Um século depois de receber uma leva de imigrantes maior do que era a sua população nativa de então, a capital paulista abriga apenas 28% de moradores que não nasceram no Estado de São Paulo. Mas a distribuição dessas pessoas que escolheram viver na cidade está longe de ser homogênea. Varia de 49% de imigrantes na periférica Anhanguera a 14% na tradicional Vila Carrão.
Os imigrantes - originários majoritariamente de outros Estados e, em menor parte, do exterior - se concentram em duas grandes áreas espacialmente distantes, mas economicamente semelhantes: a extrema periferia e o centro histórico de São Paulo. Entre elas, a formar um anel de distritos com maior presença de paulistas, encontram-se as regiões mais ricas da cidade e os bairros de moradia da tradicional classe média paulistana.
Esse anel está pintado com as cores mais claras no mapa que ilustra esta página. Ele compreende 56 distritos cuja renda domiciliar média é de R$ 5 mil. Só 1 em 5 de seus moradores veio de outros Estados ou países. Os outros 78% são, em grande parte, a segunda ou terceira geração de ondas migratórias mais antigas. Numa cidade que teve o maior crescimento entre as metrópoles mundiais no século 20, poucos não são imigrantes ou seus descendentes.
Os outros 40 distritos - identificados pelas cores mais vivas no mapa - têm uma presença de migrantes bem acima da média da cidade: 35%. Não por coincidência, o rendimento médio em suas habitações é metade do resto da cidade: R$ 2,5 mil. Nos mais pobres é a metade da metade. A desigualdade de renda é reflexo de como se deu a ocupação dessas regiões nos últimos 50 anos.
A maioria dos imigrantes recentes foi morar em áreas nos extremos da cidade que foram sendo incorporadas à mancha urbana sem planejamento e com carências de todo tipo de serviço público: do transporte à assistência médica, de escolas ao saneamento básico.
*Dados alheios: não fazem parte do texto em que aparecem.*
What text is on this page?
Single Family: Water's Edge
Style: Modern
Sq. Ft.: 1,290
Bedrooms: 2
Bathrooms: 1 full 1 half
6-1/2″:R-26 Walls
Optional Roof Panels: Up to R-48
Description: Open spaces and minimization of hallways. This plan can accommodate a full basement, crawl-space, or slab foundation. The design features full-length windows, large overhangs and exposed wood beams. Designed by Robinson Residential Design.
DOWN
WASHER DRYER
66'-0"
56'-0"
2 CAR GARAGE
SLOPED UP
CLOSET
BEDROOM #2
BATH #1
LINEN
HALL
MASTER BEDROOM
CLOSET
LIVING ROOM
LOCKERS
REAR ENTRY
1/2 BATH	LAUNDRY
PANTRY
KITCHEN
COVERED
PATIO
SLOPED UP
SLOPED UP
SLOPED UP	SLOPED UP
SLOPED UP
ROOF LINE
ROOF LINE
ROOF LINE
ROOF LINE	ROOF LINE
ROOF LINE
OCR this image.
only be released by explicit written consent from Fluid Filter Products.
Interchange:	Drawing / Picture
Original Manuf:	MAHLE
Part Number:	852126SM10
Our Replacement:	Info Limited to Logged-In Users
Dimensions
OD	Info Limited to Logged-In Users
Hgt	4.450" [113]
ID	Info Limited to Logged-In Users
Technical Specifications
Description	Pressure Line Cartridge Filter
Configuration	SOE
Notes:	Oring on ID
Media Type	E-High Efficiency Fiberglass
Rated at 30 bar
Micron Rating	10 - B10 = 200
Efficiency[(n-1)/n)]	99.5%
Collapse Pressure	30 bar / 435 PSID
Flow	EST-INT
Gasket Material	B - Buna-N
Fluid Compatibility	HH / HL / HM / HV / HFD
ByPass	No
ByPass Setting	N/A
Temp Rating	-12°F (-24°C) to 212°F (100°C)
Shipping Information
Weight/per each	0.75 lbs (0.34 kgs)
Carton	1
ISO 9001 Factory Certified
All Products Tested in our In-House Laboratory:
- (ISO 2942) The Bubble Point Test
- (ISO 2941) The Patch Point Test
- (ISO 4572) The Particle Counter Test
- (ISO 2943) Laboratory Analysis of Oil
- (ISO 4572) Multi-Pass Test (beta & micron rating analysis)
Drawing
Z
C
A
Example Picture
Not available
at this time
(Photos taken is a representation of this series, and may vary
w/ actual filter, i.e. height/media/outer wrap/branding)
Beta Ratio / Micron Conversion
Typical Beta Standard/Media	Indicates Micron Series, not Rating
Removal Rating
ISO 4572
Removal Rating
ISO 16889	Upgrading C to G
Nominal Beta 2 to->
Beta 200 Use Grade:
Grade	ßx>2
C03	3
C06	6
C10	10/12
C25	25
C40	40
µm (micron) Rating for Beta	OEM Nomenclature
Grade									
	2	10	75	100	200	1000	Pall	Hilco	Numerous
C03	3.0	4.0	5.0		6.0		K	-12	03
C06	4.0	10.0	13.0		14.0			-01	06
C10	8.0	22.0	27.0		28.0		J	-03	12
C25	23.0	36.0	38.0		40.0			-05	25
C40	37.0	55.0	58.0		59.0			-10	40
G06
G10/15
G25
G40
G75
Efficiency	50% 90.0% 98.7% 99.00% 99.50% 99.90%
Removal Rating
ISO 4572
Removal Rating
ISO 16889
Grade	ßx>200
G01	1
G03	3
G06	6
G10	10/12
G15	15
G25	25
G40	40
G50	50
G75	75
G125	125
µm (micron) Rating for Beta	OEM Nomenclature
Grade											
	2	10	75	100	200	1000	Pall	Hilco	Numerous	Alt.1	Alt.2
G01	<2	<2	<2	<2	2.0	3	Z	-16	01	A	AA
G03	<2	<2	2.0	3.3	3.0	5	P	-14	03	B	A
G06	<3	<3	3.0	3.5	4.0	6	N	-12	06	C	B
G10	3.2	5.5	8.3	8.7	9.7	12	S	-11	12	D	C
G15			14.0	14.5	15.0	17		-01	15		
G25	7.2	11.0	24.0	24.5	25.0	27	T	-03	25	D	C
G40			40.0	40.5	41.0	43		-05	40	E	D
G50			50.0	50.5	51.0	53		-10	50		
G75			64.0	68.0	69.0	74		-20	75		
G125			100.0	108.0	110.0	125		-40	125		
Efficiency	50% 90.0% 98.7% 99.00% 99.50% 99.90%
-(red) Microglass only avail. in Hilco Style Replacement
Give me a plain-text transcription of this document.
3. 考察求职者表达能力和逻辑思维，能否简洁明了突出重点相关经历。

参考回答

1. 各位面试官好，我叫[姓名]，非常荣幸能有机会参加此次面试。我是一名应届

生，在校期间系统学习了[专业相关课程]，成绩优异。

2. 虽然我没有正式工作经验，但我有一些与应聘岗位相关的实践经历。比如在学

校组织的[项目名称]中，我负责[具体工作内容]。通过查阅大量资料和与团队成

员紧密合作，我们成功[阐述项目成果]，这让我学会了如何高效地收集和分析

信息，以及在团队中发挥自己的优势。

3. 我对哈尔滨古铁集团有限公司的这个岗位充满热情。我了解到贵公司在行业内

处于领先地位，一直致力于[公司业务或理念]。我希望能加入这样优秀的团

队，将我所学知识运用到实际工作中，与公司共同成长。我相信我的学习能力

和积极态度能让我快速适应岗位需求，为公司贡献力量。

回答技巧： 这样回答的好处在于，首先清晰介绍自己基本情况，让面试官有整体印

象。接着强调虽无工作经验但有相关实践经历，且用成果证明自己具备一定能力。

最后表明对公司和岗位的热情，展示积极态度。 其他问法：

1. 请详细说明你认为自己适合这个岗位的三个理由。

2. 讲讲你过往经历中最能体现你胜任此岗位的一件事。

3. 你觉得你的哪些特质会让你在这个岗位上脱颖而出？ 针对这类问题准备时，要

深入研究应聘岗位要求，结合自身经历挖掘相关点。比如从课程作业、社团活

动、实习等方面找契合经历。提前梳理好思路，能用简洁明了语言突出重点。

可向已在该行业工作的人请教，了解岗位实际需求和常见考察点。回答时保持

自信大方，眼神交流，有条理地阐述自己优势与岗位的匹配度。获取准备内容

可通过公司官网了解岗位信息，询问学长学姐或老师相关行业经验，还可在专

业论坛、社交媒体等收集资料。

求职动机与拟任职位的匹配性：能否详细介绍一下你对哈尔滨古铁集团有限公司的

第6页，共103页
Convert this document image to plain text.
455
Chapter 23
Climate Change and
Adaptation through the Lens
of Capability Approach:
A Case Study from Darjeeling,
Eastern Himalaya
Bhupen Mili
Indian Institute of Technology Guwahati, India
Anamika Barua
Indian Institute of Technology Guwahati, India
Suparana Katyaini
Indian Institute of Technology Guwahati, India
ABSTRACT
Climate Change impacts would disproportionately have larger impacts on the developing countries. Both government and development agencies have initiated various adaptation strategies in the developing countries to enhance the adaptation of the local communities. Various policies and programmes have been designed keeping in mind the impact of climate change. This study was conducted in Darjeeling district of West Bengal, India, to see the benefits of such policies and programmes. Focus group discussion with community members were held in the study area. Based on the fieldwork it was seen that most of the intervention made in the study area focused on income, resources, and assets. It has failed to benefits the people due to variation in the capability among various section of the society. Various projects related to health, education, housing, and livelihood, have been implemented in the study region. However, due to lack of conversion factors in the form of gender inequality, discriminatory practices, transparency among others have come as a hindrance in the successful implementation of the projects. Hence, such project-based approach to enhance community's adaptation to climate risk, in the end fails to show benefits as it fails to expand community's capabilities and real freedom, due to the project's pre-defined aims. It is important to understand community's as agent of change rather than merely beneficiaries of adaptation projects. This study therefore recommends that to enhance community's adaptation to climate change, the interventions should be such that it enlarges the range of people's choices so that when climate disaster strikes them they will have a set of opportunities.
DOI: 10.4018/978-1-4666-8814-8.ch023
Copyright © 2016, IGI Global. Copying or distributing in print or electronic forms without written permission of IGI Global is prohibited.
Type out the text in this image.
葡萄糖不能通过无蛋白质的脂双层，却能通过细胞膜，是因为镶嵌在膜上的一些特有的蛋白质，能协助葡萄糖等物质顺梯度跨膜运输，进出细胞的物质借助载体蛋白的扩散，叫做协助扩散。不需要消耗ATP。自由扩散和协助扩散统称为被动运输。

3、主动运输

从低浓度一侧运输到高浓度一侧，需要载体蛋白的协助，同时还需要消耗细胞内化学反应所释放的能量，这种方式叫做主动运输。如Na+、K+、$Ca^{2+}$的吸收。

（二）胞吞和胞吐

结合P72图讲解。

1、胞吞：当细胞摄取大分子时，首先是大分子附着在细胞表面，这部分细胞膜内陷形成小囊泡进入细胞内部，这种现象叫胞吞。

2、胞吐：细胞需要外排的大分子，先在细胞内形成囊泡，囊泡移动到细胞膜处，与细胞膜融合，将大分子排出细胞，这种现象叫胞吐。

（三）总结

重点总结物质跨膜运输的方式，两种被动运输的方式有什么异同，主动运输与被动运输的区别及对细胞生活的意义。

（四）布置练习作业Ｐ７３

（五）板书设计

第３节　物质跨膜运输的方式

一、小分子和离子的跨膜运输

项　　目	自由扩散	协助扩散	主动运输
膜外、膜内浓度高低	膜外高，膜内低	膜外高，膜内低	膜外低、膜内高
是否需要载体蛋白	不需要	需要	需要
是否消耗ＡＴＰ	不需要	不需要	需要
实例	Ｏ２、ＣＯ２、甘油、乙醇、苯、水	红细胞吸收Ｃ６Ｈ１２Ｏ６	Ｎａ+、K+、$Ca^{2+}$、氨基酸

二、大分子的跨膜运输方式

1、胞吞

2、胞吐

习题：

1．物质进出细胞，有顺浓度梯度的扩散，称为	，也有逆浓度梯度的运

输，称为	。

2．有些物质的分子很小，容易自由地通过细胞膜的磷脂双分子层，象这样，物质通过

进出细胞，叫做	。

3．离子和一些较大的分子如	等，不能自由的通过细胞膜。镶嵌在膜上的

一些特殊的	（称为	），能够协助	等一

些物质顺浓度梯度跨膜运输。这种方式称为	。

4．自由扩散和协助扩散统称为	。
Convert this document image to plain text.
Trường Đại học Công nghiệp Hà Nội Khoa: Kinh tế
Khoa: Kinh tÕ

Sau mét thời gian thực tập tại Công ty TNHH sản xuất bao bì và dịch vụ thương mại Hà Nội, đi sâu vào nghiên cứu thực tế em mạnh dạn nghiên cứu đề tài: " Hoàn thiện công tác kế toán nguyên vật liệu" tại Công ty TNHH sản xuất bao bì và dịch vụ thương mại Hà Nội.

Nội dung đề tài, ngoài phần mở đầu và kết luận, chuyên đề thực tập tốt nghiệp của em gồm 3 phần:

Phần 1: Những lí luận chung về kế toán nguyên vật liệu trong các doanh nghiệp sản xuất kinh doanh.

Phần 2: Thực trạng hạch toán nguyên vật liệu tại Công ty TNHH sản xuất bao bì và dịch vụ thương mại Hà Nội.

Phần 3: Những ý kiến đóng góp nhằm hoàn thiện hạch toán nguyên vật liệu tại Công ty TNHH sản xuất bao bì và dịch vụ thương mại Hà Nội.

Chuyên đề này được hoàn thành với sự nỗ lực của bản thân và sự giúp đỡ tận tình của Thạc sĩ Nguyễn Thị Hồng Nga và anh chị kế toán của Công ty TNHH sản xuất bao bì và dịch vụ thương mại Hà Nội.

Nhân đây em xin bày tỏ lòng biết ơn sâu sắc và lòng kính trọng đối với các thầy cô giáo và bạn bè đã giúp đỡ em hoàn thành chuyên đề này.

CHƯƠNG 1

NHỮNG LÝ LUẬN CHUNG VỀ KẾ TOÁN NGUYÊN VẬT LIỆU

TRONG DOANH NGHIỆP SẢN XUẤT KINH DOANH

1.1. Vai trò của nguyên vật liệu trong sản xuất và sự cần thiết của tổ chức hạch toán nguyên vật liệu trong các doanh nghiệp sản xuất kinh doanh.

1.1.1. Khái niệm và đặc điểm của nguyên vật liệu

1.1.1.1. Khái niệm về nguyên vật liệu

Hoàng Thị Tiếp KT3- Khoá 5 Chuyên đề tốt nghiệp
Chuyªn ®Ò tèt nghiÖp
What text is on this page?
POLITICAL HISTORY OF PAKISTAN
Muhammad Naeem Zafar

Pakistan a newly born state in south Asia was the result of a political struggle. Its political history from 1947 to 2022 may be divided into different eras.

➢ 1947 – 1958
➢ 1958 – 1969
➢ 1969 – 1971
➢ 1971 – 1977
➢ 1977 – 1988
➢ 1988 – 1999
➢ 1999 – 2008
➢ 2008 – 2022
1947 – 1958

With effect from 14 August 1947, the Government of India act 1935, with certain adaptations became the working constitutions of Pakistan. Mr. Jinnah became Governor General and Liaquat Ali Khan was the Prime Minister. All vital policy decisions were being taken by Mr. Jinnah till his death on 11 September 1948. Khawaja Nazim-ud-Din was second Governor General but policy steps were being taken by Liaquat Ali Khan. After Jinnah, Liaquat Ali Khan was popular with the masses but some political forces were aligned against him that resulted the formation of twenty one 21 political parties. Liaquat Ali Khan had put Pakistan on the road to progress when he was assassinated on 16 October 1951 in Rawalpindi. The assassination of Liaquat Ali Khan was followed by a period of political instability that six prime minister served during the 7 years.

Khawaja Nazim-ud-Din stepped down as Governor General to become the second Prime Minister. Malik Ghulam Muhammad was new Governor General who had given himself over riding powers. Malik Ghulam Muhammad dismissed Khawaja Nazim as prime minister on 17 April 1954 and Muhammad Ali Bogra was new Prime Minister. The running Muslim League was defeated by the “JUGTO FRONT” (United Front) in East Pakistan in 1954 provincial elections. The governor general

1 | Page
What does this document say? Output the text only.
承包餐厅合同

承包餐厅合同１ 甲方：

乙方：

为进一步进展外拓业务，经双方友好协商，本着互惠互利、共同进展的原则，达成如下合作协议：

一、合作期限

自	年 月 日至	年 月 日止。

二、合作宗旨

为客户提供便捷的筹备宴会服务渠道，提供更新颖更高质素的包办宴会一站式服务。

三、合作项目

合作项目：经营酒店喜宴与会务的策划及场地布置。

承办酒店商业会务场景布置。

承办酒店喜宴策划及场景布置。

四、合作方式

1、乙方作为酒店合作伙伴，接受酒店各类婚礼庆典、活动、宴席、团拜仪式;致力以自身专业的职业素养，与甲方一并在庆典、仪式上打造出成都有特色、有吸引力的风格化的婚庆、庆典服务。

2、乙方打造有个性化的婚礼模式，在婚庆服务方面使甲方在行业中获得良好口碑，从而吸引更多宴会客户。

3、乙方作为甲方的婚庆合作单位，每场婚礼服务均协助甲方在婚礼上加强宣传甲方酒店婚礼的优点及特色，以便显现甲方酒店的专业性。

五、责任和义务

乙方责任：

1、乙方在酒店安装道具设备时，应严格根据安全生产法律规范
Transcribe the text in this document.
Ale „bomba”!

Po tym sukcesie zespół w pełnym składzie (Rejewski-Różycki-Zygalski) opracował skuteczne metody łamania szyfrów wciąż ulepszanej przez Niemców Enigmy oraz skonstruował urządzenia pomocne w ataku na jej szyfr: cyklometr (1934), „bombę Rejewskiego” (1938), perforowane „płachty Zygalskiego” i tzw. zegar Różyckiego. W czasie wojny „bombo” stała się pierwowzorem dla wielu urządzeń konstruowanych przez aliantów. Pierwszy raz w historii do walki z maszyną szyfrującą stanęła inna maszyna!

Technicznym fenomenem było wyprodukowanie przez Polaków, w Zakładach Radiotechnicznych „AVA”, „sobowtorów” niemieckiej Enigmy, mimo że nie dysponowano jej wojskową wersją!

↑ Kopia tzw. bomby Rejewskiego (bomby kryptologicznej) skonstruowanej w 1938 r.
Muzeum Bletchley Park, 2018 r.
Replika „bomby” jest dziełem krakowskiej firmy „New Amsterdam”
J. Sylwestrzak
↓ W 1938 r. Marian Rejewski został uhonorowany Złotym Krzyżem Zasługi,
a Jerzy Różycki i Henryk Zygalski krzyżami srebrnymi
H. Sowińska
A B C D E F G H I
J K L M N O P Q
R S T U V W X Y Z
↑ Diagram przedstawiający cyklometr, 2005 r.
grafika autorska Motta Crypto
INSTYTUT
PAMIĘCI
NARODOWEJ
Nos anos 70 e 80, esse movimento criou gigantescos distritos dormitórios, como o Grajaú, onde vivem mais de 100 mil moradores nascidos fora de São Paulo.
Esse movimento expansionista transbordou para os municípios vizinhos a São Paulo nos anos 80 e 90. Na cidade em si, até por falta de espaço, ele ficou restrito a poucas regiões. A mais dinâmica delas é Anhanguera. No extremo noroeste da cidade, é o distrito que forma a ponta de uma das orelhas do cachorro imaginário que muitos vêem quando olham o mapa paulistano. Sua renda domiciliar é de apenas R$ 1.788.
O restante dos imigrantes reocupou áreas do centro histórico - muitas vezes em habitações coletivas - em distritos como o Pari, onde nada menos do que 46% dos moradores são imigrantes. Nessas regiões mais centrais a renda média é maior do que na periferia. Chega a R$ 2.784 no Brás e a R$ 2.984 no Pari. Um dos motivos é que nessas áreas vive um outro tipo de imigrante, o estrangeiro.
As ondas mais recentes de migração do exterior para a cidade de São Paulo miraram principalmente o centro. Os distritos paulistanos com maior concentração de estrangeiros são o Bom Retiro (16% de seus moradores nasceram em outros países) e Pari (14%), seguidos por Brás, Belém e República.
Repetem-se os destinos dos imigrantes italianos e espanhóis que desembarcaram em São Paulo na virada do século 19 para o 20. Mas, em vez de europeus, as novas onda migratórias vêm da Bolívia, da China e da Coreia do Sul. Os bolivianos como mão-de-obra, os coreanos como empregadores dos bolivianos, e os chineses em ambas as posições.
METODOLOGIA
As informações analisadas no projeto "96 vezes São Paulo" são fruto de uma parceria do Estadão Dados com o Ibope. Usando métodos estatísticos e de georreferenciamento, o instituto conseguiu associar aos 96 distritos paulistanos as respostas do questionário estendido do Censo 2010.
Aplicado a apenas uma parcela das habitações recenseadas, a chamada "amostra" do Censo inclui informações sobre migração, religião, rendimento, trabalho, condições e bens presentes nos domicílios. Elas serão objeto de reportagens ao longo das próximas semanas e de mapas interativos no blog do Estadão Dados.